"A Journey Through Abuja: The Evolution of Nigeria's Capital City"


By  Muhammad Ahamed Aliyu

Abuja is the capital city of Nigeria, located in the central part of the country. It became the capital city in 1991, taking over from Lagos, which had previously served as the capital. The decision to move the capital to Abuja was made in order to create a more neutral location for the government, as Lagos was seen as favoring the Yoruba ethnic group.

The development of Abuja as a capital city began in the 1980s under the military regime of General Ibrahim Babangida. The city was planned and developed as a purpose-built capital, with modern infrastructure and facilities. Construction of government buildings, residential areas, and various amenities such as hospitals, schools, and transport networks were carried out to create a functioning administrative center.
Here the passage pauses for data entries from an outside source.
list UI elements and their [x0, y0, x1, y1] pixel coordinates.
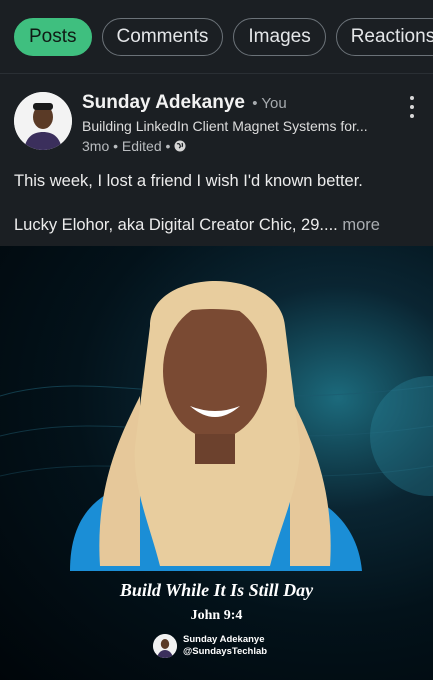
image-verse: John 9:4	[190, 608, 243, 623]
globe-icon	[174, 140, 186, 152]
credit-handle: @SundaysTechlab	[183, 646, 268, 657]
tab-images[interactable]: Images	[233, 17, 326, 56]
post-body: This week, I lost a friend I wish I'd kn…	[14, 170, 419, 236]
tab-reactions[interactable]: Reactions	[335, 17, 433, 56]
post-meta: 3mo • Edited •	[82, 138, 186, 154]
kebab-dot	[410, 105, 414, 109]
author-name[interactable]: Sunday Adekanye	[82, 92, 245, 113]
kebab-dot	[410, 96, 414, 100]
see-more-link[interactable]: more	[342, 216, 380, 234]
credit-avatar	[153, 634, 177, 658]
post-header: Sunday Adekanye • You Building LinkedIn …	[14, 92, 433, 154]
post-paragraph-2: Lucky Elohor, aka Digital Creator Chic, …	[14, 214, 419, 236]
post-paragraph-1: This week, I lost a friend I wish I'd kn…	[14, 172, 363, 190]
post-image[interactable]: Build While It Is Still Day John 9:4 Sun…	[0, 246, 433, 680]
post-meta-text: 3mo • Edited •	[82, 138, 171, 154]
more-options-icon[interactable]	[409, 96, 415, 118]
tab-comments[interactable]: Comments	[101, 17, 224, 56]
author-avatar[interactable]	[14, 92, 72, 150]
image-credit: Sunday Adekanye @SundaysTechlab	[153, 634, 267, 658]
post-paragraph-2-text: Lucky Elohor, aka Digital Creator Chic, …	[14, 216, 338, 234]
author-headline: Building LinkedIn Client Magnet Systems …	[82, 118, 368, 134]
relation-label: • You	[252, 95, 287, 112]
author-name-line[interactable]: Sunday Adekanye • You	[82, 92, 287, 114]
kebab-dot	[410, 114, 414, 118]
credit-name: Sunday Adekanye	[183, 634, 265, 645]
credit-text: Sunday Adekanye @SundaysTechlab	[183, 634, 267, 658]
credit-avatar-image	[153, 634, 177, 658]
image-title: Build While It Is Still Day	[119, 580, 314, 600]
tabs-bar: Posts Comments Images Reactions	[0, 0, 433, 74]
tab-posts[interactable]: Posts	[14, 17, 92, 56]
avatar-image	[14, 92, 72, 150]
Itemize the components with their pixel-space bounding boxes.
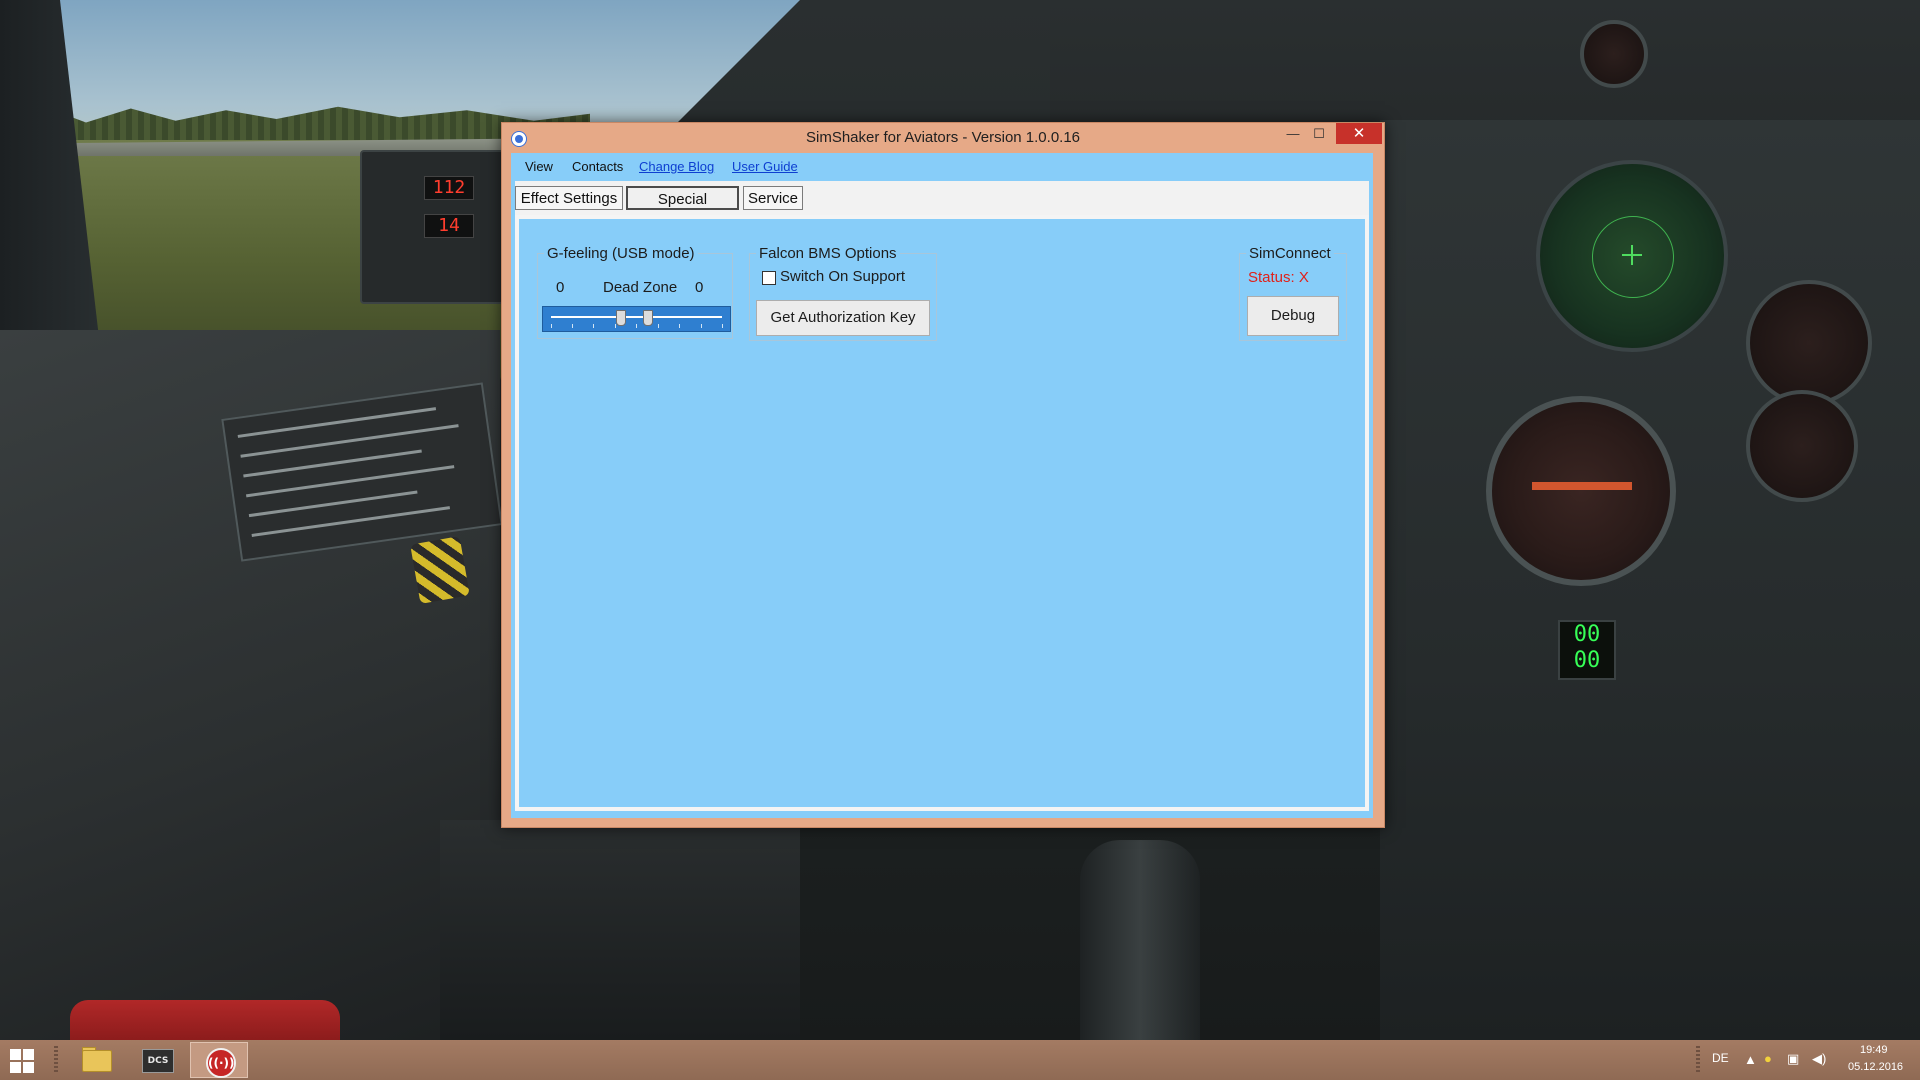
security-shield-icon[interactable]: ●	[1764, 1051, 1772, 1066]
g-feeling-left-value: 0	[556, 279, 565, 296]
tray-grip[interactable]	[1696, 1046, 1700, 1074]
taskbar: DCS ((·)) DE ▲ ● ▣ ◀) 19:49 05.12.2016	[0, 1040, 1920, 1080]
slider-thumb-low[interactable]	[616, 310, 626, 326]
windows-start-icon[interactable]	[10, 1049, 34, 1073]
menu-bar: View Contacts Change Blog User Guide	[511, 153, 1373, 181]
get-authorization-key-button[interactable]: Get Authorization Key	[756, 300, 930, 336]
switch-on-support-label[interactable]: Switch On Support	[780, 268, 905, 286]
window-client-area: View Contacts Change Blog User Guide Eff…	[511, 153, 1373, 818]
taskbar-grip[interactable]	[54, 1046, 58, 1074]
menu-view[interactable]: View	[525, 153, 553, 181]
clock-time[interactable]: 19:49	[1860, 1044, 1888, 1056]
tab-strip: Effect Settings Special Options Service	[515, 181, 1369, 232]
yellow-striped-handle	[410, 536, 470, 604]
title-bar[interactable]: SimShaker for Aviators - Version 1.0.0.1…	[502, 123, 1384, 153]
language-indicator[interactable]: DE	[1712, 1051, 1729, 1065]
special-options-page: G-feeling (USB mode) 0 Dead Zone 0 Falco…	[515, 215, 1369, 811]
g-feeling-title: G-feeling (USB mode)	[544, 245, 698, 263]
red-digit-display-upper: 112	[424, 176, 474, 200]
clock-date[interactable]: 05.12.2016	[1848, 1061, 1903, 1073]
green-digit-top: 00	[1573, 622, 1601, 647]
change-blog-link[interactable]: Change Blog	[639, 153, 714, 181]
red-cylinder	[70, 1000, 340, 1040]
taskbar-dcs[interactable]: DCS	[128, 1042, 186, 1078]
radar-scope	[1536, 160, 1728, 352]
debug-button[interactable]: Debug	[1247, 296, 1339, 336]
tab-special-options[interactable]: Special Options	[626, 186, 739, 232]
green-digit-display: 00 00	[1558, 620, 1616, 680]
taskbar-simshaker[interactable]: ((·))	[190, 1042, 248, 1078]
simshaker-window: SimShaker for Aviators - Version 1.0.0.1…	[501, 122, 1385, 828]
folder-icon	[82, 1050, 112, 1072]
simshaker-icon: ((·))	[206, 1048, 236, 1078]
dcs-icon: DCS	[142, 1049, 174, 1073]
volume-icon[interactable]: ◀)	[1812, 1051, 1826, 1067]
falcon-bms-title: Falcon BMS Options	[756, 245, 900, 263]
tab-effect-settings[interactable]: Effect Settings	[515, 186, 623, 210]
falcon-bms-group: Falcon BMS Options Switch On Support Get…	[749, 245, 937, 341]
upper-instrument-panel	[1050, 0, 1920, 140]
radio-panel: 112 14	[360, 150, 504, 304]
green-digit-bottom: 00	[1573, 648, 1601, 673]
floor-console	[440, 820, 800, 1040]
g-feeling-group: G-feeling (USB mode) 0 Dead Zone 0	[537, 245, 733, 339]
simconnect-group: SimConnect Status: X Debug	[1239, 245, 1347, 341]
control-stick	[1080, 840, 1200, 1040]
g-feeling-right-value: 0	[695, 279, 704, 296]
switch-on-support-checkbox[interactable]	[762, 271, 776, 285]
maximize-button[interactable]: ☐	[1306, 123, 1332, 144]
dead-zone-label: Dead Zone	[603, 279, 678, 296]
dead-zone-range-slider[interactable]	[542, 306, 731, 332]
simconnect-status: Status: X	[1248, 269, 1309, 286]
menu-contacts[interactable]: Contacts	[572, 153, 623, 181]
taskbar-file-explorer[interactable]	[66, 1042, 124, 1078]
red-digit-display-lower: 14	[424, 214, 474, 238]
attitude-indicator	[1486, 396, 1676, 586]
right-gauge	[1746, 390, 1858, 502]
window-title: SimShaker for Aviators - Version 1.0.0.1…	[805, 129, 1081, 146]
upper-right-gauge	[1746, 280, 1872, 406]
close-button[interactable]: ✕	[1336, 123, 1382, 144]
show-hidden-icons-icon[interactable]: ▲	[1744, 1052, 1757, 1067]
user-guide-link[interactable]: User Guide	[732, 153, 798, 181]
tab-service[interactable]: Service	[743, 186, 803, 210]
minimize-button[interactable]: —	[1280, 123, 1306, 144]
network-icon[interactable]: ▣	[1787, 1051, 1799, 1067]
simconnect-title: SimConnect	[1246, 245, 1334, 263]
slider-thumb-high[interactable]	[643, 310, 653, 326]
top-gauge	[1580, 20, 1648, 88]
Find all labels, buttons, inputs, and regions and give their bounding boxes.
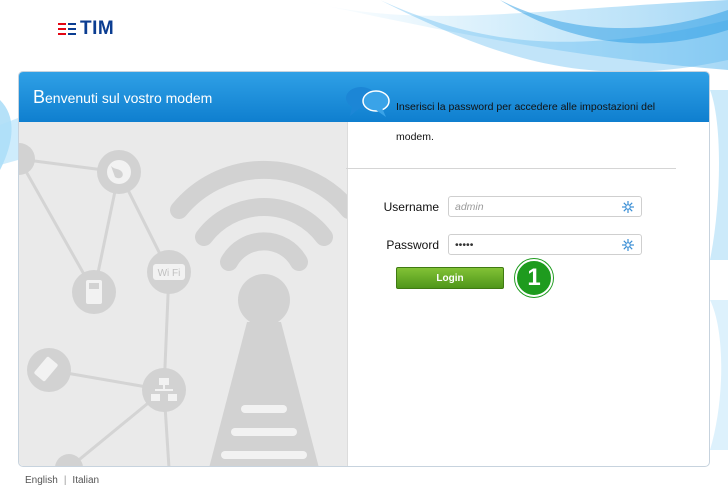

Abuja is known for its modern architecture, with notable landmarks such as Zuba Rock, Aso Rock, the National Mosque, and the National Assembly building. The city is also home to several international embassies, government offices, and institutions.

Abuja is a bustling cosmopolitan city, with a diverse population drawn from various ethnic groups across Nigeria. It serves as the political, economic, and cultural center of the country, hosting events, conferences, and activities that shape the nation's direction.

Overall, Abuja is a symbol of Nigeria's aspirations for progress and development, showcasing the country's potential on the global stage.